Still, given the overwhelming amount of messages I’ve received about the piece, I’m going to publicly post what has now become almost a cut-and-paste response.
Joshua,
In your newest article, you talk about how a person could save $197 per paycheck for a lifetime and end up with $4,300,000 at a 10% rate of return.
That is way too high. Many investments return only 5% to 6% per year. Why did you use that return assumption?
Thanks,
Lane
Lane,
The return assumption is taken from the statistical gold standard, the Ibbotson & Associates SBBI Classic yearbook: Market Results for Stocks, Bonds, Bills, and Inflation 1926-Present, which examines the nominal returns of nearly every major equity and bond class on an individual, 3 year, 5 year, and up to 25 year rolling basis.
It is the return that one would expect if he or she followed a very specific formula:
- Picked a very attractive, low-cost index fund with almost no expenses that held high quality, large capitalization stocks. Nearly all 401(k) plans offer these as the core fund choice. The most popular is the Vanguard S&P 500 Index Fund. (Update: Be aware of quiet changes in the methodology that may make future return assumptions differ from past return experience.)
- Dollar cost averaged into it on a monthly basis so you captured the highs and lows
- Reinvested the dividends so the money distributed by the underlying businesses got plowed back into more shares
- Didn’t pay taxes (e.g., used a tax shelter such as an IRA, or in the case of this article, a 401(k) plan)
- Kept up with it for an entire career
This formula, had it been followed in all long-term rolling periods from 1926 to today, would have produced average rates of return for large capitalization stocks of around 10% compounded. That is because the market bubbles (e.g., 1929, 2000) are more than made up for by the market busts (e.g., 1933 and 2007) when the regular contributions and reinvested dividends are able to buy up shares at once-in-a-generation cheap prices.

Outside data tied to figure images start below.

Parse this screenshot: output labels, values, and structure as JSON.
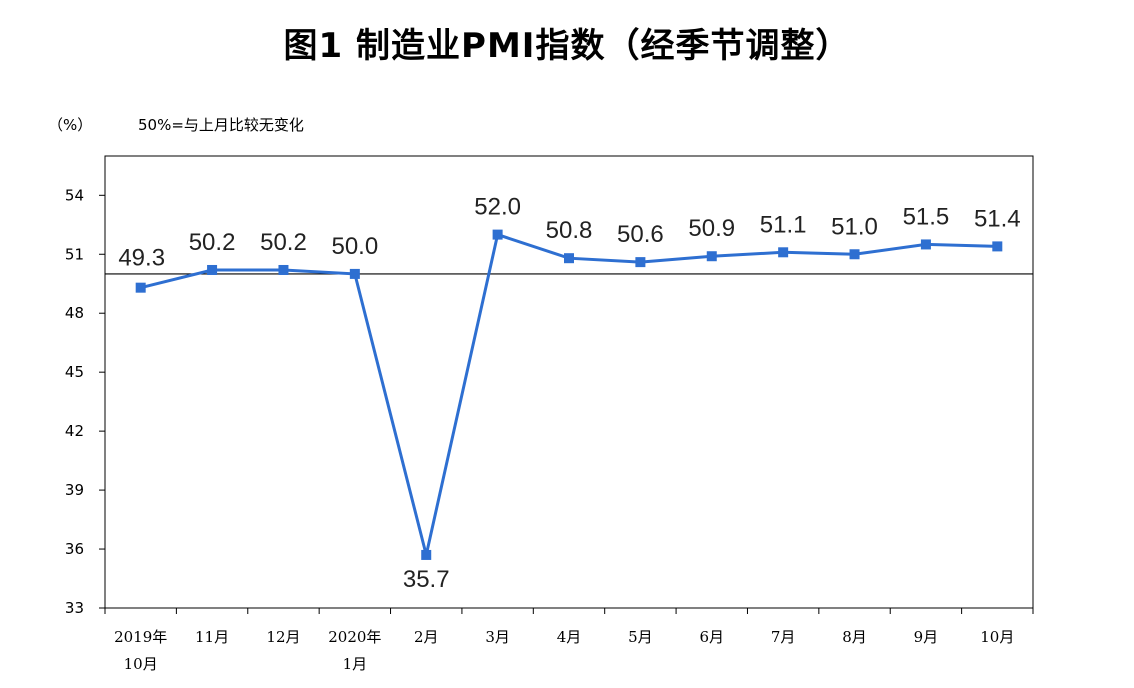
{
  "title": "图1 制造业PMI指数（经季节调整）",
  "unit_label": "（%）",
  "baseline_note": "50%=与上月比较无变化",
  "colors": {
    "line": "#2e6fd1",
    "axis": "#000000",
    "baseline": "#000000"
  },
  "chart_data": {
    "type": "line",
    "title": "图1 制造业PMI指数（经季节调整）",
    "ylabel": "（%）",
    "xlabel": "",
    "categories": [
      [
        "2019年",
        "10月"
      ],
      [
        "11月"
      ],
      [
        "12月"
      ],
      [
        "2020年",
        "1月"
      ],
      [
        "2月"
      ],
      [
        "3月"
      ],
      [
        "4月"
      ],
      [
        "5月"
      ],
      [
        "6月"
      ],
      [
        "7月"
      ],
      [
        "8月"
      ],
      [
        "9月"
      ],
      [
        "10月"
      ]
    ],
    "values": [
      49.3,
      50.2,
      50.2,
      50.0,
      35.7,
      52.0,
      50.8,
      50.6,
      50.9,
      51.1,
      51.0,
      51.5,
      51.4
    ],
    "data_labels": [
      "49.3",
      "50.2",
      "50.2",
      "50.0",
      "35.7",
      "52.0",
      "50.8",
      "50.6",
      "50.9",
      "51.1",
      "51.0",
      "51.5",
      "51.4"
    ],
    "ylim": [
      33,
      56
    ],
    "yticks": [
      33,
      36,
      39,
      42,
      45,
      48,
      51,
      54
    ],
    "reference_line": 50,
    "grid": false,
    "legend": "none",
    "marker": "square"
  }
}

It wouldn’t work if you were dumping a lump sum in the market, especially at today’s prices. I don’t think one can reasonably expect 10% rates of return on present stock market valuations – the ratio of the total stock market to GNP is too high, for one. But that aside, I do think that 50+ years from now, such a program started today should, if history is any guide, provide roughly 10% nominal returns for the reasons already cited. That is a vital distinction.
To put it more directly: It is not a mathematically inconsistent nor historically unreasonable position to posit that a basket of stocks bought today with a lump sum would produce 6% to 7% nominally over the next ten years due to present valuation and that a dollar cost averaging program started today will produce 10% returns over the next 25+ years as the regular purchases and reinvested dividends averaged out the highs and lows of market volatility.

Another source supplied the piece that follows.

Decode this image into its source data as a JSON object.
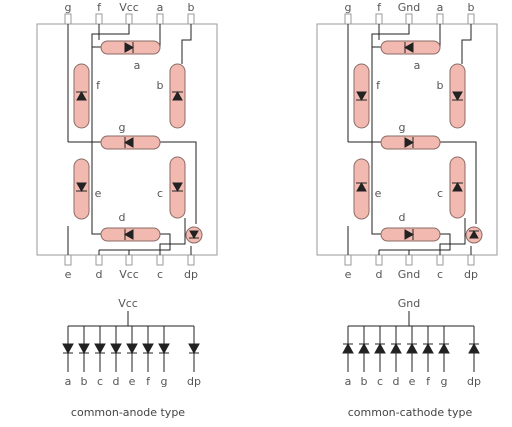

I always strive to use the best academic data available and not my personal opinion. You can buy a copy of the statistical reference here, which is the most accurate academic and professional source of long-term asset class returns available anywhere in the world: http://corporate.
Sincerely,
Joshua
P.S. If you can provide any academic study that shows long-term 25-year rolling periods of equity ownership in the United States have produced 5% to 6% for those following a program comparable to the one laid out here, I’ll change the article. (I’ll save you the time: You can’t because it doesn’t exist. If it did, I would have suggested people take the 401(k) money and roll it into a self-directed plan to do something like buy a high quality office building or apartment complex that produced a steady stream of rents at 10% capitalization rate.)